3d Rayracing basics
@Douglas
I'm afraid they are quite correct on the matter of doubling render time for stereoscopics.
Yes, the geometry of the objects has not changed, but the camera position has, and no matter which way you cut it, that will require a full frame render, independant of the other eye angle.
Where you may be getting understandably confused is the common 'tricks' and 'shortcuts' used in software and hardware for realtime 3D effects, commonly used in directx and openGL. While they can work pretty well, they will still leave telltale glitches.
The best example I could give is anti-aliasing. (the feathering of an objects outline to remove "jaggies").
In realtime 3D, the code in hardware/software to do this, while lightyears beyond my rudimentry programming abilities, is crude to but it mildly. This is because these algorythms rely a great deal on guesstimating what the final output should look like.
Most raytracing software will re-render huge portions of the image to acheive this. In its simplest mode, the ray tracer will 'jostle' the virtual camera about and re-render the entire frame several times, then merge these multiple images together. Most software is optimised now to only re-render aspects of the image that will significatly change, or to detect and only render the elements of the image that have noticable high contrast changes between pixels.
The problem is, there are limits to this predictive ability because ray-tracing a photo-realistic image is highly unpredictable on a pixel-by-pixel basis. reflection, diffusion, specularity, refraction, liminosity, radiosity, lens distortion, motion blur, volumetrics and even lens flares are impossible to be predicted ACCURATELY without going through all the donkey work of actually calculating them.
Moving the camera by a few inches throws every single one of the prior calculations out the window. Hence, two eyes, two angle, two renders. Yes, you can try to cheat, but the difference in the quality shows.
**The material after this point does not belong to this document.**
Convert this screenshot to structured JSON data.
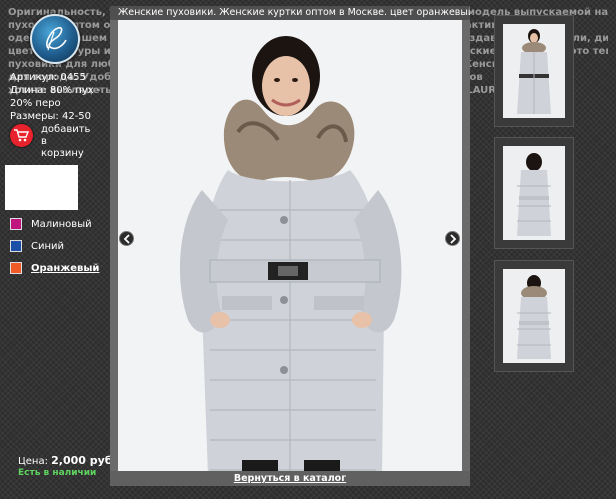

25 years on, and this is the singular lesson that has been well learnt by the ray tracing industry. You want quality? Don't take shortcuts, just throw more horsepower at it.
@liquid monsters.
I often smile when I hear this. I'm afraid to say that you have been tricked many times by CGI, you've only spotted the shoddy workmanship. Just like every single image in a magazine has been photoshopped, every major movie in the last ten years contains a very large number of CGI elements that you don't even notice.
An extra car here, the filling out of a crowd there, a few extra helicopters, explosions, and the replacement of stuntmen. Everybody likes to think they can instantly spot every bit of CGI in a movie, and everybody is wrong. Yes, your eye picks up on the cgi human bodies when they perform physically impossible feats, but what you don't spot is where the human begins, and the cgi ends.
Here's a quick game for you. Can you tell me which explosions in 24 are real, and which ones are digital? Go, just for fun, see if you can draw up a list. I did this one to my friend, while we watched a season back-to-back.
He was gutted when I threw his carefully drawn up list in the bin and explained they ALL were.